Wait! Our account isn’t there?!

So let’s use the same tools again

automaton@ip-172-31-25-103:~$ nodetool flush data
$ nodetool getsstables data account 770
/var/lib/cassandra/data/data/account-d3a4afe17da911e79b17671ad47f157b/data-account-ka-2-Data.db
$ sudo su
# sudo -u cassandra sstable2json /var/lib/cassandra/data/data/account-d3a4afe17da911e79b17671ad47f157b/data-account-ka-2-Data.db
[
{"key": "770",
 "metadata": {"deletionInfo": {"markedForDeleteAt":1502357456028973,"localDeletionTime":1502357456}},
 "cells": []},
{"key": "7700",
 "metadata": {"deletionInfo": {"markedForDeleteAt":1502357411301404,"localDeletionTime":1502357411}},
 "cells": []}
]

automaton@ip-172-31-25-22:~$ nodetool flush data
$ nodetool getsstables data account 770
/var/lib/cassandra/data/data/account-d3a4afe17da911e79b17671ad47f157b/data-account-ka-1-Data.db
$ sudo su
# sudo -u cassandra sstable2json /var/lib/cassandra/data/data/account-d3a4afe17da911e79b17671ad47f157b/data-account-ka-1-Data.db
[
{"key": "770",
 "metadata": {"deletionInfo": {"markedForDeleteAt":1502357456028973,"localDeletionTime":1502357456}},
 "cells": []},
{"key": "7700",
 "metadata": {"deletionInfo": {"markedForDeleteAt":1502357411301404,"localDeletionTime":1502357411}},
 "cells": []},
{"key": "990",
 "cells": [["","",1502355558298234],
           ["balance","200",1502355558298234]]}
]

 

Ah ha!
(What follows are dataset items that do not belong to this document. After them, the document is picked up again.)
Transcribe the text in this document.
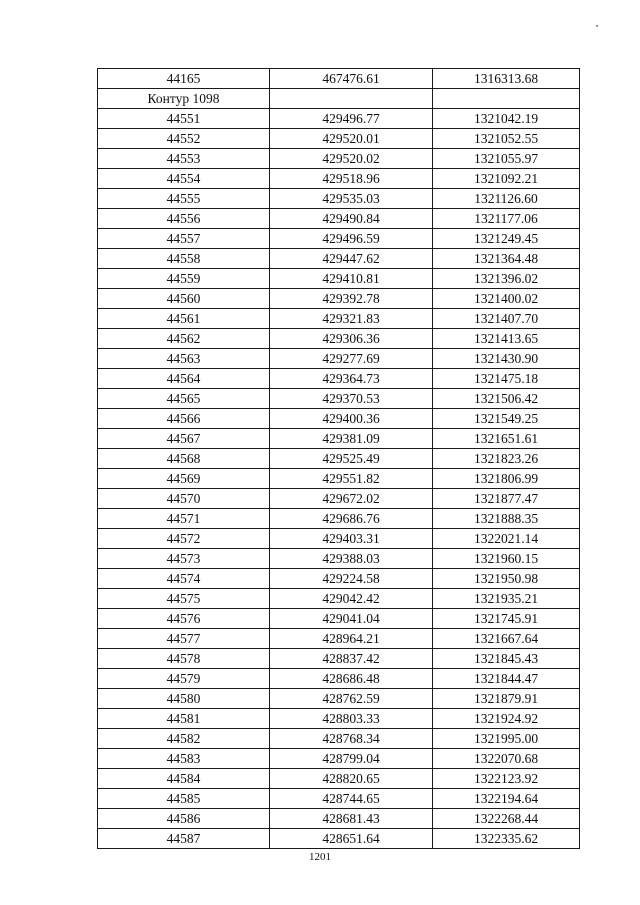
44165	467476.61	1316313.68
Контур 1098		
44551	429496.77	1321042.19
44552	429520.01	1321052.55
44553	429520.02	1321055.97
44554	429518.96	1321092.21
44555	429535.03	1321126.60
44556	429490.84	1321177.06
44557	429496.59	1321249.45
44558	429447.62	1321364.48
44559	429410.81	1321396.02
44560	429392.78	1321400.02
44561	429321.83	1321407.70
44562	429306.36	1321413.65
44563	429277.69	1321430.90
44564	429364.73	1321475.18
44565	429370.53	1321506.42
44566	429400.36	1321549.25
44567	429381.09	1321651.61
44568	429525.49	1321823.26
44569	429551.82	1321806.99
44570	429672.02	1321877.47
44571	429686.76	1321888.35
44572	429403.31	1322021.14
44573	429388.03	1321960.15
44574	429224.58	1321950.98
44575	429042.42	1321935.21
44576	429041.04	1321745.91
44577	428964.21	1321667.64
44578	428837.42	1321845.43
44579	428686.48	1321844.47
44580	428762.59	1321879.91
44581	428803.33	1321924.92
44582	428768.34	1321995.00
44583	428799.04	1322070.68
44584	428820.65	1322123.92
44585	428744.65	1322194.64
44586	428681.43	1322268.44
44587	428651.64	1322335.62
1201
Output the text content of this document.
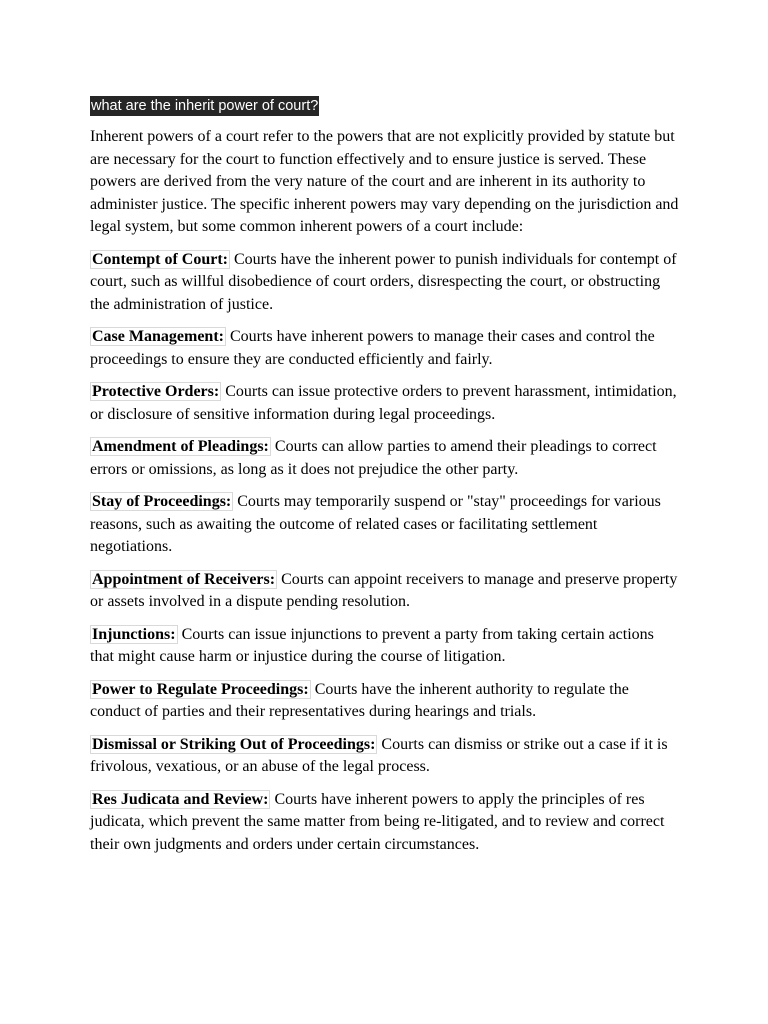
what are the inherit power of court?

Inherent powers of a court refer to the powers that are not explicitly provided by statute but are necessary for the court to function effectively and to ensure justice is served. These powers are derived from the very nature of the court and are inherent in its authority to administer justice. The specific inherent powers may vary depending on the jurisdiction and legal system, but some common inherent powers of a court include:

Contempt of Court: Courts have the inherent power to punish individuals for contempt of court, such as willful disobedience of court orders, disrespecting the court, or obstructing the administration of justice.

Case Management: Courts have inherent powers to manage their cases and control the proceedings to ensure they are conducted efficiently and fairly.

Protective Orders: Courts can issue protective orders to prevent harassment, intimidation, or disclosure of sensitive information during legal proceedings.

Amendment of Pleadings: Courts can allow parties to amend their pleadings to correct errors or omissions, as long as it does not prejudice the other party.

Stay of Proceedings: Courts may temporarily suspend or "stay" proceedings for various reasons, such as awaiting the outcome of related cases or facilitating settlement negotiations.

Appointment of Receivers: Courts can appoint receivers to manage and preserve property or assets involved in a dispute pending resolution.

Injunctions: Courts can issue injunctions to prevent a party from taking certain actions that might cause harm or injustice during the course of litigation.

Power to Regulate Proceedings: Courts have the inherent authority to regulate the conduct of parties and their representatives during hearings and trials.

Dismissal or Striking Out of Proceedings: Courts can dismiss or strike out a case if it is frivolous, vexatious, or an abuse of the legal process.

Res Judicata and Review: Courts have inherent powers to apply the principles of res judicata, which prevent the same matter from being re-litigated, and to review and correct their own judgments and orders under certain circumstances.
There we have it, we have a tombstone for our account record.

Conclusion

I hope the examples here have helped to give an overview of how we can see what might initially look strange in a DSE cluster but which in fact have a plausible explanation. Using the writetime in cqlsh and nodetool get* commands can really help a user drill down on their data and understand how cassandra handles data updates across the cluster.